When my son was out of the country his issues of “The Economist” came to our address. I was familiar with the name of the publication, but I had had no prior contact with it, thinking that it was a technical journal for, you know, economists. Hardly. It is probably the best publication going today in terms of just about every dimension of significant international news.
Every quarter they have an issue with a section on science and technology. One article covered the use of rats in the clearing of mine fields. Dogs are also used, which I would have guessed, but did you know that rats are better at detecting mines and that it only costs $6,000 to train a rat, whereas it costs $8,000 to train a dog?
The article I have puzzled over ever since I read it had to do with an experiment with mice. The experimenters were working on that age-old phenomenon that threatens the validity of every scientific experiment. Does the involvement of the experimenter affect the experiment? I’m intrigued by what happened because I can’t fathom all that it means. The experiment had to do with injecting the mice with a substance that caused pain, and then to observe how the mice reacted to the presence of the experimenter. Three things happened; two of which were unexpected. The mice exhibited behavior which concealed that they were in pain when the scientists came into the room. This they rather expected. Such concealment would be a survival trait developed through centuries of evolution.
Then the unexpected happened. They happened to notice, quite by happenstance, that when the scientist in the room was a woman, the mice did not adopt behavior that concealed their pain; they did so only when the scientist in the room was a man. Intrigued, the scientists pushed the experiment farther to include other animals, and sure enough, using several species in the test, when a male of the species was brought into the room, the mice concealed their pain, but not when a female of the species was brought in. The results were consistent even with bedding that animals of different genders had slept on.
What might this mean? At the least it would indicate that the differences between men and women are more fundamental, more elemental, than just different reproductive organs. Yes, of course, there is the now familiar chemical difference – testosterone and estrogen, hormones and pheromones. But is it somehow even deeper than that?

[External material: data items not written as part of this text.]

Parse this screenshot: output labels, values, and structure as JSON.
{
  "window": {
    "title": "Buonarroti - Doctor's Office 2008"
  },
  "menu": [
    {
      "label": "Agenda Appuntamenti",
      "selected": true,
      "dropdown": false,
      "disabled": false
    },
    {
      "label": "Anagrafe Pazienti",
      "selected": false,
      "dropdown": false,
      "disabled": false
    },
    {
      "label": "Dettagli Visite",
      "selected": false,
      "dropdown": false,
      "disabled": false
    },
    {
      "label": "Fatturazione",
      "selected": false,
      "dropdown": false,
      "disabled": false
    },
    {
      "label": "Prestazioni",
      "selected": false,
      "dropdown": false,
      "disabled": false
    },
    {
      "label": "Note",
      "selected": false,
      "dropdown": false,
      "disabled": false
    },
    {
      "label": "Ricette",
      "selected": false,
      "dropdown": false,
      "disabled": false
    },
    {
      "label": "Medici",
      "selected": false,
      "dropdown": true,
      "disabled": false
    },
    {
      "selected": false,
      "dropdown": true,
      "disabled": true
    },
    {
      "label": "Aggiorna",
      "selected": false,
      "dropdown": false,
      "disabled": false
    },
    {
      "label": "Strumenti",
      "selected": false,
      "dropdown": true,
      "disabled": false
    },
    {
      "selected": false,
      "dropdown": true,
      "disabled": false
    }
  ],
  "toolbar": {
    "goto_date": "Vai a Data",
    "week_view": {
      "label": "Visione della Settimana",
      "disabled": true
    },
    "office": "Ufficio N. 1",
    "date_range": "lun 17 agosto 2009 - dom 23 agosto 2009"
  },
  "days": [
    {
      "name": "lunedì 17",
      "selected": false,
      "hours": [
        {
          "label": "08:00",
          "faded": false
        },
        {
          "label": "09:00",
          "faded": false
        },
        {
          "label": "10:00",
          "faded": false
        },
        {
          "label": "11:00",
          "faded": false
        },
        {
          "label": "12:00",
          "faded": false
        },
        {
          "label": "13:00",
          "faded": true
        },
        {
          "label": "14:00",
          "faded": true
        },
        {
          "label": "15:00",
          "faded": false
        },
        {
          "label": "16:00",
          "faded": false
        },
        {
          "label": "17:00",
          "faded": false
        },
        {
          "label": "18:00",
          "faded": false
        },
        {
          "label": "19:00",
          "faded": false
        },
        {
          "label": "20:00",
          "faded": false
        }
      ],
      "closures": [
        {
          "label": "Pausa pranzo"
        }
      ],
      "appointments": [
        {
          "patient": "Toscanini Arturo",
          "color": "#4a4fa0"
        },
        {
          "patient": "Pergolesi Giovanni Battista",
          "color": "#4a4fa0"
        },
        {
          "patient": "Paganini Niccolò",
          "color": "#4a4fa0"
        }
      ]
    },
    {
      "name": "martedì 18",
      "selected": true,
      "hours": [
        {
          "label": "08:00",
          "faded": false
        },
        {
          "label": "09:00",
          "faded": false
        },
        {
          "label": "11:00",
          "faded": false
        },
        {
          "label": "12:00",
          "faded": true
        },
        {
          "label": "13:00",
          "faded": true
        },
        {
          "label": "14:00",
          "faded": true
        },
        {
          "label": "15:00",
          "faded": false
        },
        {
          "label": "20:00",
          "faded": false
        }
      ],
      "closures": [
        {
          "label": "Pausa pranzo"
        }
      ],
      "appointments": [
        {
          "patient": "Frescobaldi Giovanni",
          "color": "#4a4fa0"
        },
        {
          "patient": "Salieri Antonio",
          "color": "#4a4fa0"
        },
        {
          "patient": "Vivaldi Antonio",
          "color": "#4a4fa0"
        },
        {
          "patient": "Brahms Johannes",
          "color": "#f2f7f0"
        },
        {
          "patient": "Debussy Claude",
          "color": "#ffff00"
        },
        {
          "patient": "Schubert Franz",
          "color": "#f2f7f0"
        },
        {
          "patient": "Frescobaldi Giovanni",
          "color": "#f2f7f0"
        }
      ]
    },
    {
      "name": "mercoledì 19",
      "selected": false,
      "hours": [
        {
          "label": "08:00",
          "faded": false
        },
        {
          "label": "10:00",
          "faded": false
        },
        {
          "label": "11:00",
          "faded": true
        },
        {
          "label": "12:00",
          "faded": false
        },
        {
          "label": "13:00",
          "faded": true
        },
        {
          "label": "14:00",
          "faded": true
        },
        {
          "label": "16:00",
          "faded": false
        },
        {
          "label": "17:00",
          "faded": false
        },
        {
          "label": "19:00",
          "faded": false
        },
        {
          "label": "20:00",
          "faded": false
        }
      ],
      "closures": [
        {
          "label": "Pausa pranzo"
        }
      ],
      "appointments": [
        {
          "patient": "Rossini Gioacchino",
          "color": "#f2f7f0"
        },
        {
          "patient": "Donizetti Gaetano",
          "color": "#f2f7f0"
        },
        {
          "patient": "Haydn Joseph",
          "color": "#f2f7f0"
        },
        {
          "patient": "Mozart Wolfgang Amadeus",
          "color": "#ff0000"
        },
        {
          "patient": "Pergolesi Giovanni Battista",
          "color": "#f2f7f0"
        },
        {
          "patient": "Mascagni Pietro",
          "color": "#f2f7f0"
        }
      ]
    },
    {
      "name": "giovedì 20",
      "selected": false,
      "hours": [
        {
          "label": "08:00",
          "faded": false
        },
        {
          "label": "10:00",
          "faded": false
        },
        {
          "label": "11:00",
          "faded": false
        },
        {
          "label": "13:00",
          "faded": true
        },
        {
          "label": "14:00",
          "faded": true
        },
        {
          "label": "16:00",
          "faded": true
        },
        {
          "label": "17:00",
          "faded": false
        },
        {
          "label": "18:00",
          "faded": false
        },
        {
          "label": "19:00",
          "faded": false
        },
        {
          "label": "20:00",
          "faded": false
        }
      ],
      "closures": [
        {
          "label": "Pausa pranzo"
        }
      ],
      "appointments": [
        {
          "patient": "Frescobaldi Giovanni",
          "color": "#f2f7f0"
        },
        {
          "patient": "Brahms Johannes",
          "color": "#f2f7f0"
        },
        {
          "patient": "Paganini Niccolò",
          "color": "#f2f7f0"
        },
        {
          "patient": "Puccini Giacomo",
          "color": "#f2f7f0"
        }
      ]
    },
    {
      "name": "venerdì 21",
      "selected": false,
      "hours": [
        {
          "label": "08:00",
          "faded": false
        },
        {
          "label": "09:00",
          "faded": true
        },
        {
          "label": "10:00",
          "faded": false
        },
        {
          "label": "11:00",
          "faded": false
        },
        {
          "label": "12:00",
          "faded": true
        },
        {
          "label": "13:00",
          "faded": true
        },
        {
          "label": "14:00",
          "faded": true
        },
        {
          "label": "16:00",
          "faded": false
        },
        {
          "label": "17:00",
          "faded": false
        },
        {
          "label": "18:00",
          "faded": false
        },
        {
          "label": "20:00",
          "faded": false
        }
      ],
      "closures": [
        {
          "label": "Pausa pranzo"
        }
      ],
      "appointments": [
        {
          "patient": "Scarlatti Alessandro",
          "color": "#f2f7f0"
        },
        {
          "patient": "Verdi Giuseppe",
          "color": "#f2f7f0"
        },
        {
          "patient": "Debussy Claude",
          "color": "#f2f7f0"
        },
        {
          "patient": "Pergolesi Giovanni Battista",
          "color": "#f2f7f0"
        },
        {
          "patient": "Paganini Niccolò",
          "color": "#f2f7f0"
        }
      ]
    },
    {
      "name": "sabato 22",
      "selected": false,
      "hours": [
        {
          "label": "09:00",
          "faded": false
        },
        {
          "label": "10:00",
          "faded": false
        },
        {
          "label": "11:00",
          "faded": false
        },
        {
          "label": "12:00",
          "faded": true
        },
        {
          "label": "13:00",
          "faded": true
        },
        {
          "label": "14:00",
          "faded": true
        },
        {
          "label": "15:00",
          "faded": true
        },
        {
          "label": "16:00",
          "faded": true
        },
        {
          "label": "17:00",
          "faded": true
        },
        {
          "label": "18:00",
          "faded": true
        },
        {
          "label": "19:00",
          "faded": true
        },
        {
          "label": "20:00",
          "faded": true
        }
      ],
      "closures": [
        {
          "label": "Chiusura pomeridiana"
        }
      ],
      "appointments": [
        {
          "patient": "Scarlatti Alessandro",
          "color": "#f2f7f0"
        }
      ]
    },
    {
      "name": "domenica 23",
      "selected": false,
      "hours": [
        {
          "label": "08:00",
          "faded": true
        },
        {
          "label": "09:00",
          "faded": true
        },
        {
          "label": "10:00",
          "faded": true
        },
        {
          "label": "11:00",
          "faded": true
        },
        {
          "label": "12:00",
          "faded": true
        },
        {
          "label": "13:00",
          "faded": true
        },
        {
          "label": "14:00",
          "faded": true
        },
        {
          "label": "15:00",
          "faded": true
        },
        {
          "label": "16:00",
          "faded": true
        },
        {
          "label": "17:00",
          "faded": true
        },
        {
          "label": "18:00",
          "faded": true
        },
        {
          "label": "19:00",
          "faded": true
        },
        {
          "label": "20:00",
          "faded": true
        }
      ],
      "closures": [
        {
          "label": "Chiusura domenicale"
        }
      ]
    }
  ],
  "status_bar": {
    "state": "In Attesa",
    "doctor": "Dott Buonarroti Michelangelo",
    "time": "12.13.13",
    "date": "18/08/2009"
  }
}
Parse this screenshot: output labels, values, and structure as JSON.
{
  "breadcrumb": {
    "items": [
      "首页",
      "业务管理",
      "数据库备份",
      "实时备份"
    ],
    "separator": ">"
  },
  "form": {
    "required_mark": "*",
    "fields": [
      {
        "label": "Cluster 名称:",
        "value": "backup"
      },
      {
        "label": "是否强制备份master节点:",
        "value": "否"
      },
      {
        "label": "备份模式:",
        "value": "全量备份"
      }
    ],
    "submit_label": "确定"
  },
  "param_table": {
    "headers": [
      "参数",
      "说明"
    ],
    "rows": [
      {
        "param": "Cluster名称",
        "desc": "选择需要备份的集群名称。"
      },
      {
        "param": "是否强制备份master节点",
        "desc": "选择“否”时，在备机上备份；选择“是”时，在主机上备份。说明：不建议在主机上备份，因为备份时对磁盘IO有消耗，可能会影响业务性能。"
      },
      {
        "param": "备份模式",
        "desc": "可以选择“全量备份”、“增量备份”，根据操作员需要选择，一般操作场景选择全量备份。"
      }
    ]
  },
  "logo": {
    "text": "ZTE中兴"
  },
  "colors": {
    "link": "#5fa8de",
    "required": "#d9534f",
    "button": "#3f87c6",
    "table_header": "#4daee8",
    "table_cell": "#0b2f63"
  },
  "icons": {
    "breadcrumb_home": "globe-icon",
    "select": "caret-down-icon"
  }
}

Is there something here that explains such social phenomenon as the larger number of women in the fields of early childhood education and nursing, not so much because they are better at it, which may well be the case, but because of the way children and patients in their state of anxiety relate to them at this subconscious, even unconscious, level?
Ever since I read this my antennae have been attuned for misuse of this experiment by the misogynists among us as a basis for justifying the subjugation of women in much the same way the “Social Darwinists” used the findings of Charles Darwin to justify the accumulation of great wealth by the greedy and unscrupulous as just the “survival of the fittest.” So far I’ve not picked up any such signals. It may be because the findings are value neutral, not showing that either men or women should dominate the other, but just another insight into the ways that we differ, and we already know that we do in thousands of ways. And we complement each other. Even nursery rhymes convey this truth; like Jack Sprat and his wife, together “we lick the platter clean.”
It is interesting to note that in many ways technology can negate this influence. As an extreme example consider how technology has changed warfare. Centuries ago when warfare was up close and personal, with swords and shields, it could have mattered who was on the field of battle. But today, an enemy combatant on the ground is hardly likely to know if the apache attack helicopter firing rockets at them is piloted by a man or a woman and even less whether the person in a control center in Colorado piloting a drone in Iraq is a man or a woman.
Here’s the link to the Economist article. http://www.economist.com/news/science-and-technology/21601493-rodents-feel-less-pain-when-men-are-around-scientists-worrying-sex
“In the beginning, God created them, male and female.” Genesis 5:2
“I will thank you because I am marvelously made; your works are wonderful, and I know it well.” Psalm 139:14
Now to start my own subscription to “The Economist.”
Ron Hicks, Parish Verger, St. Alban’s Episcopal Church, Washington DC, 07-October-2014.